Kitab Al-Adzkar yang artinya:
Ketahuilah
bahw dzikir dicintai pada setiap keadaan kecuali pada keadaan yang dikecualikan
oleh syara’.[3]
2. Kitab
bughyah Al-Mustassyidin yang artinya:
“Dzikir
sebagaimana membaca Al-Qur’an jelas disunnahkan dengan dalil shorihnya ayat dan
hadis, dan mengeraskan suara dzikir itu boleh selama tidak dikhawatirkan riya’

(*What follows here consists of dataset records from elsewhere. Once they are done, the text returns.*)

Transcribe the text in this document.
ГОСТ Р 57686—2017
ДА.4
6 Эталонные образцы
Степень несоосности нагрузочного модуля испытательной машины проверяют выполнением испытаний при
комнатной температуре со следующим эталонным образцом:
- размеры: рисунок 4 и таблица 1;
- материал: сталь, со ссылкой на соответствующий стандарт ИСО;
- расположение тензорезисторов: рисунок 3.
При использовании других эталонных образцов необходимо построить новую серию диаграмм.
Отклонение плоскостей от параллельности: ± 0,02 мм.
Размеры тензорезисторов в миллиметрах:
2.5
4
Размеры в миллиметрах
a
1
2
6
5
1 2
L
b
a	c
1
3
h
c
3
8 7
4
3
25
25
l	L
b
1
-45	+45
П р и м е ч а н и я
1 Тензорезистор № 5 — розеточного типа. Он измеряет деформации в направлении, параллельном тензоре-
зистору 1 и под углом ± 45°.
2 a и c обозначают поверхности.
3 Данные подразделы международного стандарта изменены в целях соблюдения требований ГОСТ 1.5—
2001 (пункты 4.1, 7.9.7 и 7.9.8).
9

dan tidak mengganggu orang sholat.[4]
3. Kitab
Tanqih Al-Qoul yang artinya:
“Semua
dipandang bahwa dzikir keras lebih bermanfaat, dalam sebuah hadis dinyatakan
“Rasul memerintahkan setiap orang untuk mengambil yang terbaik dan lebih
bermanfaat.[5]
DAFTAR
PUSTAKA
Al-Nasa’iy, Abu
Abdurrahman bin Ali bin Sya’aib bin Sinan bin Bahr Al- Khurasaniy Al-Qadliy,
Sunan Al-Nasa’iy, Juz: II, (Beirut, Dar Al-Fikr, tth).
Al-Nawawiy,
Muhyiddin Abu Zakariyya Yahya Al-Syarf, Al-Adzhar-Nawawiy, (Surabaya, Maktabah
Dar Al-Hidayah, tth).
Al-Masyhur,
Sayyid Abdurrahman bin Muhammad bin Husain, Bughyatul Al-Mustarsyidin,
(Surabaya, Maktabah Ahmad bin Nabban, tth).
Al-Banteniy,
Muhammad Nawawiy bin Umar, Tanqih Al-Qoul Al-Hatssis, Bughyatul
Al-Mustarsyidin, (Surabaya, Maktabah Salim bin sa’d bin Nabbaniy, tth).
Tulisan
ini diposkan oleh: Najmal Falaq
Tgl./Bulan/Tahun : 13 januwari 2015
Nomer
telefon : 081555906438
Imail : najmalfalah@yahoo.co.id
[1]Al-Nasa’iy,
Sunan…., Op, Cit, Hadis Indek Nomor:709.
[2]Al-Nawawiy,
Muhyiddin Abu Zakariyya Yahya Al-Syarf, Al-Adzhar-Nawawiy, (Surabaya, Maktabah
Dar Al-Hidayah, tth),hal: 39.
[3]bid, hal:12.
[4]Al-Masyhur,
Sayyid Abdurrahman bin Muhammad bin Husain, Bughyatul Al-Mustarsyidin,
(Surabaya, Maktabah Ahmad bin Nabban, tth), hal: 48.
[5]Al-Banteniy,
Muhammad Nawawiy bin Umar, Tanqih Al-Qoul Al-Hatssis, Bughyatul
Al-Mustarsyidin, (Surabaya, Maktabah Salim bin sa’d bin Nabbaniy, tth), hal:36.